A colleague of Shannon's was John L Kelly, who used the new Information Theory to develop what is now known as Kelly Criterion, used by gamblers and investors alike to maximise the return on their investments.

Mathematician Ed Thorp became a friend of Shannon's when they discovered that they had a joint interest in gambling. The two of them decided to look at roulette (which Thorp had done some preliminary work on) and how they could use physics and information theory to gain an edge over the house. From their research they developed the first wearable computer, to be surreptitiously taken into a casino to beat the game of roulette.

Thorp and Shannon's intentions were to treat a roulette wheel as a Newtonian system and determine into which octant of the wheel the ball, orbiting the rotating wheel, was likely to finish in. It wasn't necessary (nor feasible - chaos theory is for another day) to determine the exact cup the ball would fall in, just enough of a guess was sufficient to gain an edge over the house. They could bet on all the numbers in the octant and still have a positive expectation.
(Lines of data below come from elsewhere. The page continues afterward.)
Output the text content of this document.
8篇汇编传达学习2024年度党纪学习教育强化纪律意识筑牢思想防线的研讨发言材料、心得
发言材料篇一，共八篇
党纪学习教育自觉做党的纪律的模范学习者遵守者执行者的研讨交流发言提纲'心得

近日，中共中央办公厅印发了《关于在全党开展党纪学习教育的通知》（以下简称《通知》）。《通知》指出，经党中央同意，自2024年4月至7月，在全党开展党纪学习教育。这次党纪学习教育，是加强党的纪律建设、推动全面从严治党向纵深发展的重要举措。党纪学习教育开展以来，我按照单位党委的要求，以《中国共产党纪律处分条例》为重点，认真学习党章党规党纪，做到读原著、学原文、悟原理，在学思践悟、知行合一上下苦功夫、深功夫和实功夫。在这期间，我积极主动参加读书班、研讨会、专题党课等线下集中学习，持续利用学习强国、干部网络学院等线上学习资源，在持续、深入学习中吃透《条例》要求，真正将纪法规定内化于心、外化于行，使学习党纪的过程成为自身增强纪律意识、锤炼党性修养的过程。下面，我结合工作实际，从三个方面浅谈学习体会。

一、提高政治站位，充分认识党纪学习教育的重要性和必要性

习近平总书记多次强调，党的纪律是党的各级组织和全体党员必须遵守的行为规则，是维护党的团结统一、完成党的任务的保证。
Thorp also developed card counting through computer simulations and used Kelly Criterion to gain an edge over the house in the game of blackjack. Thorp and Shannon paid many visits to Las Vegas where they profited on the blackjack tables. The team made only made dry runs with the roulette computer. Thorp had by then turned his attentions to the financial world, profiting from market inefficiencies and decided to make the roulette computer common knowledge.

In the early 1970s a team of students from the University of California, headed by Doyne Farmer, used the recently developed microprocessor to improve upon Shannon and Thorp's analogue roulette computer and beat the game in Nevada's casinos. Later, Farmer (with a few friends from his roulette escapade) went on to create The Prediction Company, which was one of the first to perform algorithmic trading in the financial markets. So you see there are quite a few connections here even for James Burke to make a television programme out of. Now, why didn't he?